Tour d'horizon de la législation en matière d'e-mailing.

Cet outil présente de nombreux avantages : il est rentable, traçable, et mesurable. Le succès des campagnes d'e-mailing a néanmoins posé des questions déontologiques, qui ont entraîné le durcissement de la loi française en matière de protection des droits et données personnelles des internautes.

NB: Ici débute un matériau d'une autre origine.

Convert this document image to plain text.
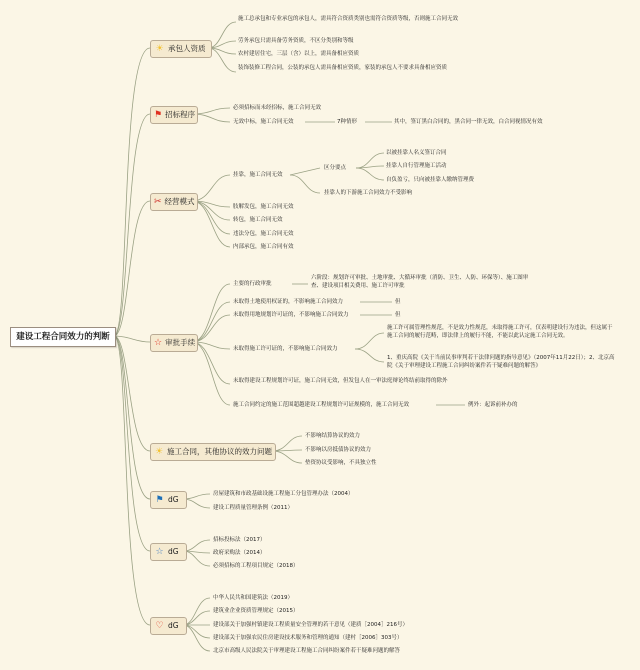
建设工程合同效力的判断
☀ 承包人资质
施工总承包和专业承包的承包人，需具符合资质类别也需符合资质等级，否则施工合同无效
劳务承包只需具备劳务资质，不区分类别和等级
农村建居住宅，三层（含）以上，需具备相应资质
装饰装修工程合同，公装的承包人需具备相应资质，家装的承包人不要求具备相应资质
⚑ 招标程序
必须招标而未经招标，施工合同无效
无效中标，施工合同无效	7种情形	其中，签订黑白合同的，黑合同一律无效，白合同视情况有效
✂ 经营模式
挂靠，施工合同无效
区分要点
以被挂靠人名义签订合同
挂靠人自行管理施工活动
自负盈亏，只向被挂靠人缴纳管理费
挂靠人的下游施工合同效力不受影响
肢解发包，施工合同无效
转包，施工合同无效
违法分包，施工合同无效
内部承包，施工合同有效
☆ 审批手续
主要的行政审批
六阶段：规划许可审批、土地审批、大循环审批（消防、卫生、人防、环保等）、施工图审查、建设项目相关费用、施工许可审批
未取得土地使用权证的，不影响施工合同效力	但
未取得用地规划许可证的，不影响施工合同效力	但
未取得施工许可证的，不影响施工合同效力
施工许可属管理性规范，不是效力性规范，未取得施工许可，仅表明建设行为违法，但这属于施工合同的履行范畴，即法律上的履行不能，不能以此认定施工合同无效。
1、重庆高院《关于当前民事审判若干法律问题的指导意见》（2007年11月22日）；2、北京高院《关于审理建设工程施工合同纠纷案件若干疑难问题的解答》
未取得建设工程规划许可证，施工合同无效，但发包人在一审法庭辩论终结前取得的除外
施工合同约定的施工范围超越建设工程规划许可证规模的，施工合同无效	例外：起诉前补办的
☀ 施工合同，其他协议的效力问题
不影响结算协议的效力
不影响以房抵债协议的效力
垫资协议受影响，不具独立性
⚑ dG
房屋建筑和市政基础设施工程施工分包管理办法（2004）
建设工程质量管理条例（2011）
☆ dG
招标投标法（2017）
政府采购法（2014）
必须招标的工程项目规定（2018）
♡ dG
中华人民共和国建筑法（2019）
建筑业企业资质管理规定（2015）
建设部关于加强村镇建设工程质量安全管理的若干意见（建质［2004］216号）
建设部关于加强农民住房建设技术服务和管理的通知（建村［2006］303号）
北京市高级人民法院关于审理建设工程施工合同纠纷案件若干疑难问题的解答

L'opt-in, une règle obligatoire en B to C

Parmi les règles en matière d'e-mailing, le consentement de l'internaute est fondamental. Cet accord doit être libre et volontaire. Cela signifie que vous devez intégrer dans le formulaire de contact de votre site la fameuse case à cocher indiquant que l'internaute souhaite recevoir vos e-mails. Son accord doit également être conscient : l'internaute doit savoir ce que vous allez lui envoyer lorsqu'il accepte de recevoir vos e-mails. Précisez s'il s'agit de newsletters, publicités, actualités, promotions, etc. Enfin, vous devez indiquer à l'internaute l'utilisation que vous comptez faire de son adresse e-mail.

Cette notion de consentement préalable, qui définit la loi relative à l'e-mailing, repose sur l'article 34-5 du Code des Postes et Télécommunications, qui interdit la prospection directe utilisant les coordonnées d'une personne physique sans son autorisation préalable.

L'opt-in est obligatoire en B to C, c'est-à-dire lorsque vous vous adressez au grand public. En ce qui concerne vos contacts professionnels, cette autorisation n'est pas nécessaire si votre message est en rapport avec votre profession, ce qui nous amène à l'opt-out.

L'opt-out, un droit d'opposition pour tous

La loi relative à l'e-mailing fait mention de l'opt-out, soit l'acte de désinscription. Celui-ci consacre le droit d'opposition a posteriori à recevoir des courriers électroniques, via l'intégration dans chacun de vos mails de la possibilité de se désinscrire. Qu'il s'agisse de vos cibles B to C ou B to B, vous devez leur laisser la liberté de se désinscrire à tout moment.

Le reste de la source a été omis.